Je poursuit mes messages sur les chasseurs de Baccarat avec cette photo peu commune:

On aperçoit sur ce document des chasseurs à cheval du 4ème régiment (escadron basé à Baccarat), ainsi que des chasseurs à pied du 20ème BCP. Ces deux unités de Baccarat ce sont portées, dès la mobilisation, dans le secteur d'Ancerviller, afin de mener des reconnaissances dans la zone de sécurité de 8km placée en avant de la frontière. Les soldats français encadrent un sous-officier allemand de chevaux-légers Bavarois, qui tourne le dos à l'objectif.

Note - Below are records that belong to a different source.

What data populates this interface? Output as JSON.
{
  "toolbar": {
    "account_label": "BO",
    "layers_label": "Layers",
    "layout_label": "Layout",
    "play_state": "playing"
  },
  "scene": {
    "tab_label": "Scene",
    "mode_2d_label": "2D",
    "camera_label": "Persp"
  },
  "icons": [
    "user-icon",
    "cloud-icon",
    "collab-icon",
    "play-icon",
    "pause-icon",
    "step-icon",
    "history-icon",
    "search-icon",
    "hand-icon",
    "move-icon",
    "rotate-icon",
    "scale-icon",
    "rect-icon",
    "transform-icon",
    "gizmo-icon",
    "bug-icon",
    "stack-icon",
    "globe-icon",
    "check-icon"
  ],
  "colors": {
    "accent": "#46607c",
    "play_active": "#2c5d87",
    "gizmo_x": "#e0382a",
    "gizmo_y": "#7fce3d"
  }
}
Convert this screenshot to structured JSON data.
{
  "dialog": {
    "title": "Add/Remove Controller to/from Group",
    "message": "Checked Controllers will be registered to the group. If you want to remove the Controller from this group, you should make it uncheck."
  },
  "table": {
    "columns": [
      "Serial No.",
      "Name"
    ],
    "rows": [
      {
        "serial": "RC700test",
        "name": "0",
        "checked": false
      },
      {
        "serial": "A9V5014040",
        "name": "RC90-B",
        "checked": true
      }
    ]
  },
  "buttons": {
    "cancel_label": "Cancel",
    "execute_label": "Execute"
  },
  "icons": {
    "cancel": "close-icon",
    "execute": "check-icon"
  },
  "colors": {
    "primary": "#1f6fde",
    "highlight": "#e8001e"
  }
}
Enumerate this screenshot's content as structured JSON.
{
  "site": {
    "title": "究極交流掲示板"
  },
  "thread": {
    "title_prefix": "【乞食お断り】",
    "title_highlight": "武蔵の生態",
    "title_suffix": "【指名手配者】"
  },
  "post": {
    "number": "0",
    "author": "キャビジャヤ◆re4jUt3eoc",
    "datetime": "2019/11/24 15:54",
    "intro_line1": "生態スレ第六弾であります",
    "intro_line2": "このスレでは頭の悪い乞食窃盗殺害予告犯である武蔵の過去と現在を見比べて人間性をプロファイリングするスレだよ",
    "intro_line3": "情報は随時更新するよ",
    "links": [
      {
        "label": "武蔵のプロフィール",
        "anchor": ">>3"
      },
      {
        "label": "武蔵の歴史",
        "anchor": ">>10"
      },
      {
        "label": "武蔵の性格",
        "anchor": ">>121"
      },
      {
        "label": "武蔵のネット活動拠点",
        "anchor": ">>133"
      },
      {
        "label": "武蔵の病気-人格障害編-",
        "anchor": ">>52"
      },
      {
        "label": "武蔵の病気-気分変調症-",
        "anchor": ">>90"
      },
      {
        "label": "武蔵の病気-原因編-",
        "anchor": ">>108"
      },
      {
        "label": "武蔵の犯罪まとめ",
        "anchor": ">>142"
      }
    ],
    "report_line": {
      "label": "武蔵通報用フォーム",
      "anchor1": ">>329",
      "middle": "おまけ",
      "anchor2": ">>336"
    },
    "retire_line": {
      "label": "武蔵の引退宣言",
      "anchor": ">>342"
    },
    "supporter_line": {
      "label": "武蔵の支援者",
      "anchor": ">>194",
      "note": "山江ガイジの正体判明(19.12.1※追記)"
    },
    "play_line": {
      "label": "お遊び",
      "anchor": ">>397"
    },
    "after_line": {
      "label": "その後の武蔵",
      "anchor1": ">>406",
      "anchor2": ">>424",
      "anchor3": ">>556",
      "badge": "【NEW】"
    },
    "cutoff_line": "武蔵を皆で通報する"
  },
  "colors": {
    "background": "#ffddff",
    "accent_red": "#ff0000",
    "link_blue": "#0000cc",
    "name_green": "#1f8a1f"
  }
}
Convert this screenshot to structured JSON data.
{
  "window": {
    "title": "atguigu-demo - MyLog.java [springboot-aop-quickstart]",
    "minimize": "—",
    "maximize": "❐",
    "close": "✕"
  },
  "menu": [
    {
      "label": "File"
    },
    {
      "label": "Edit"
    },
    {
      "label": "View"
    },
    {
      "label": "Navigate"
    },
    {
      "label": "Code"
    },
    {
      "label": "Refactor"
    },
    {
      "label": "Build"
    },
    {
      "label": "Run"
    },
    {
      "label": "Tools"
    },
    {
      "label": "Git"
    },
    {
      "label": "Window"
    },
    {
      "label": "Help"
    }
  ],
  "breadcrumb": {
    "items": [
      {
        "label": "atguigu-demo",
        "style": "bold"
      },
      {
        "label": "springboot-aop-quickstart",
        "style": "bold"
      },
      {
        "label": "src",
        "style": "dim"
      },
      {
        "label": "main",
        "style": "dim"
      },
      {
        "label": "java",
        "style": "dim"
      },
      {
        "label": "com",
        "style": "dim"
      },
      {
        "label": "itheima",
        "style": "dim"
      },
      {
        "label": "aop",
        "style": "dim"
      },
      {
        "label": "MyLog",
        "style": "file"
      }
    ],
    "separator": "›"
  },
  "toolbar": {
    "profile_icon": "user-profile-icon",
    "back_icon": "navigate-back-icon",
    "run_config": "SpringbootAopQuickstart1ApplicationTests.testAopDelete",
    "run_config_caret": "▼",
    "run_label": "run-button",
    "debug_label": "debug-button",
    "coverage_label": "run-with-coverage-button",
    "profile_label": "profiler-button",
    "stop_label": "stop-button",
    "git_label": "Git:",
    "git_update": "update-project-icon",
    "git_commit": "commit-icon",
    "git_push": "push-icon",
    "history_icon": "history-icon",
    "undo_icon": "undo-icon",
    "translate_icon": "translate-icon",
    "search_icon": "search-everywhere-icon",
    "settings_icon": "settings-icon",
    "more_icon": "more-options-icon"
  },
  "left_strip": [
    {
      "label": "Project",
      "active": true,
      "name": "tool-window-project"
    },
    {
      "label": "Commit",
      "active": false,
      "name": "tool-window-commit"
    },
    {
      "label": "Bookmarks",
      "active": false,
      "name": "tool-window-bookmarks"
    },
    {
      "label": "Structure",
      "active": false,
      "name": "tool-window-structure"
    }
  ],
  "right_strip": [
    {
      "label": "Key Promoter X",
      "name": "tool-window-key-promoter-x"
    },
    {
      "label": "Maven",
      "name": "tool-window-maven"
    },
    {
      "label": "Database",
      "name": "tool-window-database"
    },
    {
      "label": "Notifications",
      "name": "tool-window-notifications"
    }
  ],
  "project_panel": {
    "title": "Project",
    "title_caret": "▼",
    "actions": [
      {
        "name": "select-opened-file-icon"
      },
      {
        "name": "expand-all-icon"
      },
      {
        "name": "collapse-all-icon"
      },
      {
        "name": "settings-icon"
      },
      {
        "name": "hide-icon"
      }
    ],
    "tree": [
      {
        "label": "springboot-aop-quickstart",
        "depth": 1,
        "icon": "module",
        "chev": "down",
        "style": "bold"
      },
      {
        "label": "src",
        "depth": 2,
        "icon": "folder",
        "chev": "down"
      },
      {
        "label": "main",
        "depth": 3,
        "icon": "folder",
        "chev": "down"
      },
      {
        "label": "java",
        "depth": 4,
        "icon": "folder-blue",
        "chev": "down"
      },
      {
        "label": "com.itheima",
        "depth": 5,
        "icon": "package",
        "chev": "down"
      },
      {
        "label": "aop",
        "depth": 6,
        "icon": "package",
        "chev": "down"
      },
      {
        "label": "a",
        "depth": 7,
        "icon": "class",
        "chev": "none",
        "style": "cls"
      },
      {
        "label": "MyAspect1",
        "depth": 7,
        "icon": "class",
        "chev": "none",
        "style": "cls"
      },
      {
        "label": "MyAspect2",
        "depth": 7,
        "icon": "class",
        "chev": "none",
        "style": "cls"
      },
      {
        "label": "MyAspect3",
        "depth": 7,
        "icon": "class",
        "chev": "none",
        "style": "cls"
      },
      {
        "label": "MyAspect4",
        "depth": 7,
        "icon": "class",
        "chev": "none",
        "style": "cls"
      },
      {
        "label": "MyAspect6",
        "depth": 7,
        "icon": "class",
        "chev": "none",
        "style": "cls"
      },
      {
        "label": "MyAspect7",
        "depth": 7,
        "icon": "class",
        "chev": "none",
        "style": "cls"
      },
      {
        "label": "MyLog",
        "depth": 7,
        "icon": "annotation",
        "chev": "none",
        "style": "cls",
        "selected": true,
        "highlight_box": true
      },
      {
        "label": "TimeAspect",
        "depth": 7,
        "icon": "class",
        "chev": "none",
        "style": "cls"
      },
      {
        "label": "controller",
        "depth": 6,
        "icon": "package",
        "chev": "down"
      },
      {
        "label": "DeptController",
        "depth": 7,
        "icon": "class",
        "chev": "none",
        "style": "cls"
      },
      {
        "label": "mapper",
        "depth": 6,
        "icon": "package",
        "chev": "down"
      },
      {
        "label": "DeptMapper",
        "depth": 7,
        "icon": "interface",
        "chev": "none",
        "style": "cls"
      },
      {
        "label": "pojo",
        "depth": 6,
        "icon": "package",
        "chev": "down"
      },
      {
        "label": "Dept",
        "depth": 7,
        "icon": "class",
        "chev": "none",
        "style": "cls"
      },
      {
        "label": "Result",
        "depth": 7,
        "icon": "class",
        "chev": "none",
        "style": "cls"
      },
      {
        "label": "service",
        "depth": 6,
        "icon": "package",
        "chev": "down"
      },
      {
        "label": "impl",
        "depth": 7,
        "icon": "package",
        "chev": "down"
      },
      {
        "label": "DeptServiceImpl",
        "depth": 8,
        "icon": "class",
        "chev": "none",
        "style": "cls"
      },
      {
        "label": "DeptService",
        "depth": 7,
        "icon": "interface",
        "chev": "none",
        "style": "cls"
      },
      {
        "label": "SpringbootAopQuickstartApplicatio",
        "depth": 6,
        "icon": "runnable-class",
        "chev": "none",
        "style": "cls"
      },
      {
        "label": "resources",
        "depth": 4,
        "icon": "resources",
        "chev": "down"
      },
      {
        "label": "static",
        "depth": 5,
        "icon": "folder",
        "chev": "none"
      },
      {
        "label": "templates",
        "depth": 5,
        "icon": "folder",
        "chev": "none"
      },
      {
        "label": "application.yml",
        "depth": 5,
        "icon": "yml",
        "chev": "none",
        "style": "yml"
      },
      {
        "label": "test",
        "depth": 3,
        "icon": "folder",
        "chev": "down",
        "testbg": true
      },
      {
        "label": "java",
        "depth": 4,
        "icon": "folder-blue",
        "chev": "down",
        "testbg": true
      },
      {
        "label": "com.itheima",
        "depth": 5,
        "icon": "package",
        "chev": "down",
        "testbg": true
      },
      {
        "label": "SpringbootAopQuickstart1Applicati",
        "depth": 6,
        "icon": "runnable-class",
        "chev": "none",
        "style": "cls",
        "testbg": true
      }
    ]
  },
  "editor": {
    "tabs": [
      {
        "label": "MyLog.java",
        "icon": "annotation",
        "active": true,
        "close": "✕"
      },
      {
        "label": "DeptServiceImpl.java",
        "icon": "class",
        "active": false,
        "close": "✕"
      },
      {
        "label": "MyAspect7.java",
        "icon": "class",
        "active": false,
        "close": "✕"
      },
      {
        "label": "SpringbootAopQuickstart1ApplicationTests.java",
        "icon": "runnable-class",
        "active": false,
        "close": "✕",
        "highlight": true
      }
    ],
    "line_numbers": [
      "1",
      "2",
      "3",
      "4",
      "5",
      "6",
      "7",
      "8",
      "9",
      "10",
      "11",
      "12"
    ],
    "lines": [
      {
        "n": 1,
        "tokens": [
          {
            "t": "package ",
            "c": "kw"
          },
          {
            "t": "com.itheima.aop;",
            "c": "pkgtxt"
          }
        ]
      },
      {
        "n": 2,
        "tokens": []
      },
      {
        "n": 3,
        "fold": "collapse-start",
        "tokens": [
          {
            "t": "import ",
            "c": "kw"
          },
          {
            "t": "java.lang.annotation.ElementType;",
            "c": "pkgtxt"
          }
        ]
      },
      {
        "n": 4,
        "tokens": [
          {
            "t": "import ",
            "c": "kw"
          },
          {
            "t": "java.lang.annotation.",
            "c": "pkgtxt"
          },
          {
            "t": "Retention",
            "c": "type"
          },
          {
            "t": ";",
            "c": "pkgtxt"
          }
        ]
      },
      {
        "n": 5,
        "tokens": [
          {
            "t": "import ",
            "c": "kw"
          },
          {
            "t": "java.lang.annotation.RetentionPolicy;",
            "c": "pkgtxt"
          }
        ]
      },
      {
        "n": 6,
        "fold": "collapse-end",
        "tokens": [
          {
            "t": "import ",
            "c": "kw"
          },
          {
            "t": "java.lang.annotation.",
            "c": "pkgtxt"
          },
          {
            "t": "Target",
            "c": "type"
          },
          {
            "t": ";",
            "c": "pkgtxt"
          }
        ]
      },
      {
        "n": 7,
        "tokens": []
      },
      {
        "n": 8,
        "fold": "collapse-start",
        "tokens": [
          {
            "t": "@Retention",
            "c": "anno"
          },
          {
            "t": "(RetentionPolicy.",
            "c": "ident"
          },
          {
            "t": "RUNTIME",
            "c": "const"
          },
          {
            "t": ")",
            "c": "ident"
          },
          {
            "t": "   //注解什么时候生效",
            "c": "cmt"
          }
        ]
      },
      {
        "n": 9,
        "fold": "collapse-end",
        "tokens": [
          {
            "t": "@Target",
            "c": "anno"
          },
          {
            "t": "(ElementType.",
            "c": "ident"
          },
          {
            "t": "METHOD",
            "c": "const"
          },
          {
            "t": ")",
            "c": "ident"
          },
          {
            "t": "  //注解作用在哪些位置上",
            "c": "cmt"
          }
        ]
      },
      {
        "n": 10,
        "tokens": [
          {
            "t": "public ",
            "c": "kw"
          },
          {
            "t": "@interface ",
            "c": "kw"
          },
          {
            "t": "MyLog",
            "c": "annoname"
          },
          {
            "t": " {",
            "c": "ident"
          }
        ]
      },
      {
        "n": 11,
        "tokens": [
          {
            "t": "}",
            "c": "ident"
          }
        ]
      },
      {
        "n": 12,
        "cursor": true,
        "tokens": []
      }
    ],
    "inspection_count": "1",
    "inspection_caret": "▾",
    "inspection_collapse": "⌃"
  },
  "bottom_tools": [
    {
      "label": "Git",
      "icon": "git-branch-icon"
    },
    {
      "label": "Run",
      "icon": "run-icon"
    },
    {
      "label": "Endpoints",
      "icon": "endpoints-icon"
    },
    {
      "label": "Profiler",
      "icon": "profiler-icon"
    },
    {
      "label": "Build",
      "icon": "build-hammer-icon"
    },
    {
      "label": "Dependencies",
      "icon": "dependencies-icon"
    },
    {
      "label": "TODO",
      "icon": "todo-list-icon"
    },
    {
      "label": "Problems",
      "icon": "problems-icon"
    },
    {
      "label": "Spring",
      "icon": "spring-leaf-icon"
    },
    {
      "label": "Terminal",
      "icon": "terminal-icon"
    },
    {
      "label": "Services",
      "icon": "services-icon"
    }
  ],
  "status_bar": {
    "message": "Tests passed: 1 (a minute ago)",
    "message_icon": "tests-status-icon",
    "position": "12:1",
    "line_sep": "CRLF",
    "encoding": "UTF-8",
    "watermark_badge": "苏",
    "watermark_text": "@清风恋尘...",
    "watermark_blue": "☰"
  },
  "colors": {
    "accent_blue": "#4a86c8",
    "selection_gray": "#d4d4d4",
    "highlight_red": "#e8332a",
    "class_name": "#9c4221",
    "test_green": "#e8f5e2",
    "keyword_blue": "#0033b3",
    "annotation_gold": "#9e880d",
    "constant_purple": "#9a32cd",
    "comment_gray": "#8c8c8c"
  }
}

Ce cliché pourrait avoir été pris le 5 août 1914 à proximité de Blamont par Mr Renard, photographe à Baccarat. Ce dernier semblait avoir beaucoups de relations avec les chasseurs et prenait la plupart des photos officielles. Sa boutique sera détruite 20 jours plus tard dans l'incendie de la rue des Ponts, anéantissant par la même occasion, tout son fond photographique. Ce dernier nous aurait sans nul doute éclairé sur cette période de la bataille des frontières où les clichés pris sur le vif sont relativement rares.
Le récit du Sergent Major Emile Maline du 20ème BCP * permet peut être de mettre une légende sur cette scène.
Le 5 août au matin, au cours d'une reconnaissance à Barbas, des chasseurs à cheval rencontrent des chevaux-légers allemands. Après un rapide combat, un chasseur français est blessé et achevé par les Allemands qui quittent le village. Les chasseurs de Baccarat ont à cœur de venger la mort de leur camarade et lancent des nombreuses patrouilles afin de faire des prisonniers.
« Le vœu des chasseurs à cheval est bientôt exaucé car une de leurs patrouilles, commandée par un sous-lieutenant, surprend dans un village, un officier allemand, pied à terre, interrogeant un habitant et prenant des notes. Son cheval est tenu par son ordonnance qui est en selle et qui, à la vue de nos chasseurs s'enfuit au galop emmenant avec lui le cheval de son officier. Le sous-lieutenant de chasseurs le fait prisonnier, ce qu'il n'accepte pas de bonne grâce en refusant de marcher. Voyant cela, notre officier lui fait lier les mains avec une corde à fourrage, dont l'autre extrémité est attachée à la selle de son cheval. Il lui fait comprendre que s'il ne veut pas marcher, il sera traîné. Un homme marche derrière, revolver au poing. L'officier allemand est arrogant ».
Avec l'éclairage de ce témoignage, on comprend mieux pourquoi le cavalier allemand ne fait pas face à l'objectif du photographe. Il semble que ce dernier a essayé de dissimuler la corde qui retient le prisonnier en la noircissant.
*Ce récit ainsi que d'autres carnets de chasseurs figure dans l'ouvrage « Képis bleus de Lorraine, carnets de chasseurs à pieds lorrains de la bataille des frontières à l'Artois », publié sous l'égide de la Société Philomatique Vosgienne.
Coincidence photo - récit ou témoignage pris sur le vif, en tout cas rien ne transparaît sur la capture de cet officier dans les JMO du 20e BCP.